Looks for list of small projects
“I want to look at all the land we own,” Fish went on, “And that we have not developed. We need to come up with a list of smaller-scale projects that would give people immediate ‘wins’ on the things that they want – instead of waiting for the day when we have substantial amount of resources to do everything that’s needed.”
These improvement may include, said Fish:
- New community gardens,
- Playground equipment,
- Ball fields, and
- Walking/hiking trails.
By the Bureau’s tackling some smaller-scale projects, Fish says, neighbors will become more interested in supporting their parks.
“These may be smaller-scale projects, but they have huge impact on people’s lives. What I said to my colleagues is, ‘If you give me the seed money, I will match it with private dollars.’ We’ll go to work, and start doing some good things.”

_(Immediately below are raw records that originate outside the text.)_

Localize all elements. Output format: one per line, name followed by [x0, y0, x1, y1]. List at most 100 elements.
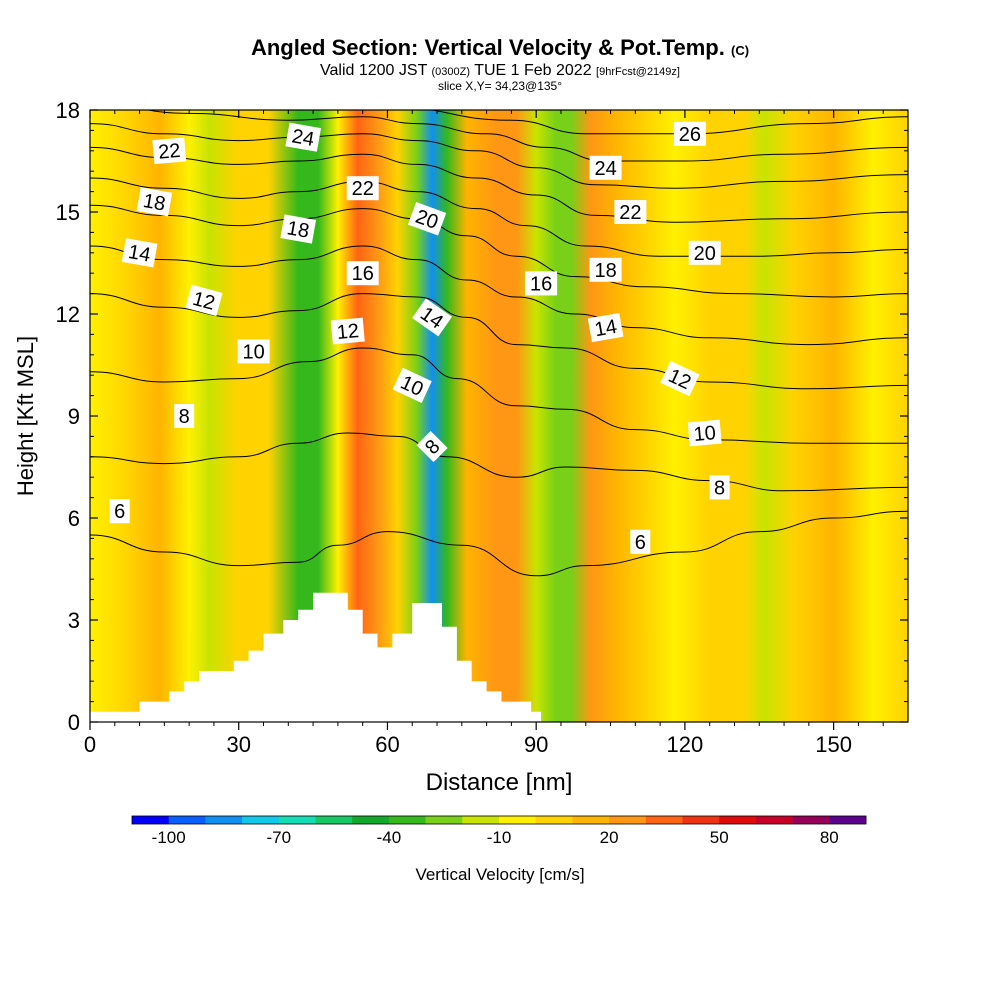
- svg-text:20: 20: [694, 243, 716, 265]
- isotherm-label: 14: [121, 238, 158, 268]
- svg-text:24: 24: [594, 158, 616, 180]
- isotherm-label: 22: [614, 200, 647, 224]
- terrain-mask: [90, 592, 542, 722]
- svg-text:6: 6: [635, 532, 646, 554]
- colorbar-tick-label: -70: [267, 828, 292, 847]
- svg-text:6: 6: [114, 501, 125, 523]
- y-axis-label: Height [Kft MSL]: [13, 336, 38, 496]
- isotherm-20: [90, 146, 908, 223]
- isotherm-26: [429, 110, 908, 135]
- svg-text:18: 18: [594, 260, 616, 282]
- isotherm-label: 16: [525, 271, 558, 296]
- x-tick-label: 60: [375, 732, 399, 757]
- y-tick-label: 12: [56, 302, 80, 327]
- colorbar-swatch: [388, 816, 426, 824]
- svg-text:8: 8: [714, 477, 725, 499]
- isotherm-label: 8: [174, 404, 195, 428]
- colorbar-swatch: [829, 816, 867, 824]
- svg-text:16: 16: [530, 273, 552, 295]
- isotherm-18: [90, 177, 908, 257]
- y-tick-label: 15: [56, 200, 80, 225]
- colorbar-swatch: [499, 816, 536, 824]
- colorbar-tick-label: -40: [377, 828, 402, 847]
- colorbar-swatch: [645, 816, 683, 824]
- svg-text:10: 10: [242, 341, 264, 363]
- isotherm-label: 16: [346, 261, 379, 286]
- colorbar-swatch: [315, 816, 353, 824]
- y-tick-label: 6: [68, 506, 80, 531]
- colorbar-swatch: [352, 816, 390, 824]
- isotherm-16: [90, 204, 908, 298]
- y-tick-label: 3: [68, 608, 80, 633]
- colorbar-tick-label: -10: [487, 828, 512, 847]
- isotherm-label: 24: [589, 155, 622, 180]
- svg-text:8: 8: [179, 406, 190, 428]
- subtitle-forecast: [9hrFcst@2149z]: [596, 66, 680, 78]
- colorbar-swatch: [425, 816, 463, 824]
- svg-text:10: 10: [693, 422, 717, 446]
- svg-text:18: 18: [285, 217, 311, 243]
- subtitle-utc: (0300Z): [431, 66, 471, 78]
- isotherm-label: 12: [330, 317, 365, 345]
- y-tick-label: 0: [68, 710, 80, 735]
- slice-info: slice X,Y= 34,23@135°: [437, 79, 563, 93]
- x-tick-label: 30: [226, 732, 250, 757]
- colorbar-swatch: [205, 816, 243, 824]
- svg-text:22: 22: [619, 202, 641, 224]
- isotherm-label: 22: [346, 176, 379, 201]
- isotherm-label: 20: [407, 202, 447, 236]
- colorbar-swatch: [609, 816, 647, 824]
- isotherm-label: 20: [688, 240, 721, 265]
- colorbar-swatch: [462, 816, 500, 824]
- svg-text:12: 12: [336, 320, 360, 344]
- colorbar-swatch: [682, 816, 720, 824]
- velocity-field: [90, 110, 908, 722]
- isotherm-24: [145, 110, 908, 162]
- x-axis: 0 30 60 90 120 150: [84, 110, 884, 757]
- isotherm-label: 8: [416, 431, 448, 463]
- isotherm-label: 26: [673, 121, 706, 146]
- y-tick-label: 9: [68, 404, 80, 429]
- colorbar-tick-label: 80: [820, 828, 839, 847]
- isotherm-label: 18: [589, 257, 622, 282]
- isotherm-22: [90, 123, 908, 189]
- isotherm-label: 24: [285, 122, 322, 152]
- colorbar-swatch: [278, 816, 316, 824]
- x-tick-label: 90: [524, 732, 548, 757]
- x-axis-label: Distance [nm]: [426, 769, 573, 796]
- isotherm-label: 8: [709, 475, 730, 500]
- colorbar-swatch: [719, 816, 757, 824]
- isotherm-label: 10: [687, 419, 722, 447]
- svg-text:18: 18: [141, 190, 167, 216]
- y-tick-label: 18: [56, 98, 80, 123]
- chart-titles: Angled Section: Vertical Velocity & Pot.…: [0, 36, 1000, 93]
- isotherm-12: [90, 293, 908, 390]
- colorbar-label: Vertical Velocity [cm/s]: [415, 865, 584, 884]
- title-text: Angled Section: Vertical Velocity & Pot.…: [250, 35, 725, 60]
- subtitle-date: TUE 1 Feb 2022: [474, 62, 592, 79]
- svg-text:26: 26: [679, 124, 701, 146]
- title-units: (C): [731, 43, 750, 58]
- chart-title: Angled Section: Vertical Velocity & Pot.…: [0, 36, 1000, 63]
- svg-text:14: 14: [127, 241, 153, 267]
- chart-subtitle: Valid 1200 JST (0300Z) TUE 1 Feb 2022 [9…: [0, 63, 1000, 80]
- colorbar-swatch: [132, 816, 169, 824]
- isotherm-label: 18: [136, 187, 173, 217]
- isotherm-label: 18: [280, 214, 317, 244]
- colorbar-tick-label: 20: [600, 828, 619, 847]
- x-tick-label: 0: [84, 732, 96, 757]
- y-axis: 0 3 6 9 12 15 18: [56, 98, 908, 735]
- isotherm-label: 12: [185, 284, 223, 317]
- colorbar-swatch: [572, 816, 610, 824]
- isotherm-10: [90, 347, 908, 444]
- colorbar-tick-label: 50: [710, 828, 729, 847]
- isotherm-6: [90, 510, 908, 577]
- svg-text:22: 22: [157, 140, 181, 164]
- svg-text:22: 22: [352, 178, 374, 200]
- x-tick-label: 150: [815, 732, 852, 757]
- isotherm-label: 6: [630, 529, 651, 554]
- colorbar-swatch: [755, 816, 793, 824]
- isotherm-labels: 6810121418222418221612108142016242218141…: [109, 121, 730, 554]
- colorbar-swatch: [792, 816, 830, 824]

Then, Fish made the announcement all were eager to hear: “I’m very pleased to announce that Mayor Sam Adams has marked a half-million dollars, for the first year, in seed money. I commit to you, if we can hold the line on that budget item, I will go match it.”
Arlene Kimura of the Hazelwood Neighborhood Association; Hazelwood’s Linda Robinson, parks advocate and now PP&R Board member; and Alesia Reese all clearly look pleased by the commissioner’s announcement.
With funding secured, Fish said he’ll meet with folks in outer East Portland to hear the priorities set forth by the community. “With that information, we’ll set priorities and then, we’ll make them happen. Engaging people around our park spaces will kindle a sense of hope and possibility.”
Wrapping up, Fish concluded, “I wish I could do more, but instead of doing nothing, I want to launch a new things on a human scale, to make a difference in the community. You’ll hear a lot more about E-205. But I’m pleased that I can announce this here this evening.”